A sensitive immunoassay technique for thymine dimer quantitation in UV-irradiated DNA

Abstract

This paper describes an immunological technique for thymine dimer quantitation which is more sensitive than the high performance liquid chromatography (HPLC) method used previously in our laboratory. Calf thymus DNA was irradiated in the presence of the photosensitizer acetophenone to induce the formation of cis-syn thymine dimers exclusively. These DNA solutions were then denatured and injected into New Zealand white rabbits to raise antibodies against the thymine dimer. Blood was drawn from the rabbits at regular intervals and the crude serum was used in an immunoblotting protocol which immobilized the antigen-antibody complex on a membrane system. Subsequent detection and quantitation of the thymine dimer antigen was performed by enhanced chemiluminescence (ECL).

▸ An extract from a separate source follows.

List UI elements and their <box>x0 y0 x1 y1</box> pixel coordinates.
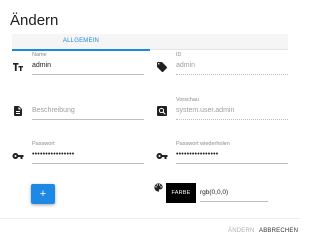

Dilutions of the antibody used in the above protocol could be quantitatively related to the UV-irradiated DNA antigen, i.e. the thymine dimer. It is shown that this technique is 4000–8000 times more sensitive than the HPLC technique used previously. The above immunoblotting/ECL protocol was then used to test the validity of a proposed mechanism for acetophenone-photosensitized dimerization of thymine in DNA at concentrations more relevant to cellular systems, but previously undetectable by HPLC.